# Do You Think That Truck Almost Wiping Out On The Load In The Road Was Staged?



## Booshcat (Apr 3, 2011)

Do you know what a rhetorical question is?
Wow
They are feeding us crap now!
If I was driving that road I would have a radio tuned to these clowns.
What are they Motorola "Talkabouts"?


----------



## 2dogs (Apr 3, 2011)

Come to the light Booshcat. Come to the light.


----------



## Booshcat (Apr 3, 2011)

2dogs said:


> Come to the light Booshcat. Come to the light.


 
Amen brother, Amen.....


----------



## Racerboy832 (Apr 4, 2011)

Anyone notice that when Coatsy threw the axe it was single sided but when it stuck it was a double sided axe.


----------



## atvguns (Apr 4, 2011)

Racerboy832 said:


> Anyone notice that when Coatsy threw the axe it was single sided but when it stuck it was a double sided axe.

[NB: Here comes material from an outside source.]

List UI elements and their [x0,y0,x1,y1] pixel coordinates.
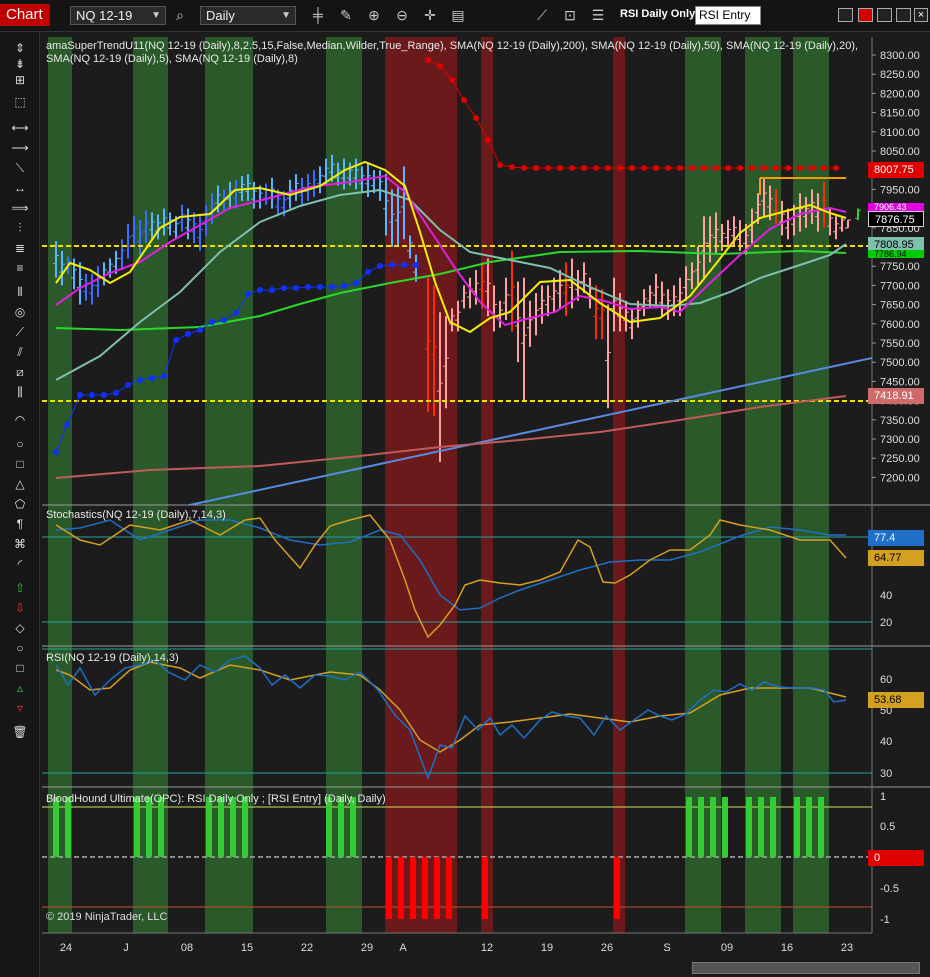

I didn't notice I will see if I can find the vidio of it


----------



## slowp (Apr 4, 2011)

Real World Solution:

If you were driving that road, hauling logs, you'd have a cat in front of you scraping all the junk out of the way so you could get through.
It would be a landing cat and the landing crew would know it and you were there.

Dragging logs over a road generally causes damage to road and is usually not done. 

I got chewed big time for planning a unit that way. And taken out to see the damage. 

What is done, and I have chewed out the folks in charge for it, is having moving lines over a road and not having a flagger on the road.
I got stuck between an occassional tree rolling down and onto the road and the lines in January. You can bet I was on the radio getting the attention of the yarder engineer and those lines went up in a hurry.


----------



## NYH1 (Apr 4, 2011)

Definitely stagged!


----------



## JeffHK454 (Apr 4, 2011)

I read all these AxMen threads looking for embedded color matching text dropping hidden punch lines... I didn't think anyone with half a brain believe any of nonsense on this program?

Hopefully this show gets cancelled before one of there staged "near misses" kills someone.


----------



## redheadwoodshed (Apr 4, 2011)

Racerboy832 said:


> Anyone notice that when Coatsy threw the axe it was single sided but when it stuck it was a double sided axe.


 
That's what I thought


----------



## banshee67 (Apr 4, 2011)

the coatsy axe throw was one continues shot though
he threw it, it never left the frame, and it landed on target and stuck in. 
but then they switched to another shot of the boss standing next to the target , talking about coatsy's throw or whatever, and it definitely was a double sided yellow axe stuck in the bulls eye while he was talking. weird, maybe it was after the fact and they wanted to film a bit more
i think it was a 100% legit throw he did with the one sided axe

the weird part, how come not one guy got the double sided throwing axe to stick?
then they give joe and coatsy a regular one sided chopping axe, and they both got it to stick in?
who knows what the producers are trying to do..
i still say coatsys throw was legit and he nailed bullseye

the obvious fake sceenes like the truck "almost getting hit" are hilarious though


----------



## Rftreeman (Apr 9, 2011)

I think it would be easier to say what ISN'T staged on that show.....


hell, I'd rather watch wrassling.........


----------



## Booshcat (Apr 10, 2011)

slowp said:


> Real World Solution:
> 
> If you were driving that road, hauling logs, you'd have a cat in front of you scraping all the junk out of the way so you could get through.
> It would be a landing cat and the landing crew would know it and you were there.
> ...


 
You have no idea, how interesting it is to hear from someone who knows what really *should* be going on at a jobsite!


----------



## bobsreturn (Apr 11, 2011)

*yep*

Yes i know most is staged :msp_ohmy:, but every now and then some real footage is shown [ stolen moments}?? sure is diferent to what happens round here , mostly small contractors , working in the rainforest , hated by greenies:msp_mad: [ who have timber homes}with portable mills being the norm .cheers Bob


----------



## tefloncrooks187 (Sep 20, 2011)

*wooowww*



JeffHK454 said:


> I read all these AxMen threads looking for embedded color matching text dropping hidden punch lines... I didn't think anyone with half a brain believe any of nonsense on this program?
> 
> Hopefully this show gets cancelled before one of there staged "near misses" kills someone.


 
man if u all really think stuff like that is staged then u have to be a retard~ thats all i have to say cuz it wont get through ur thick skull


----------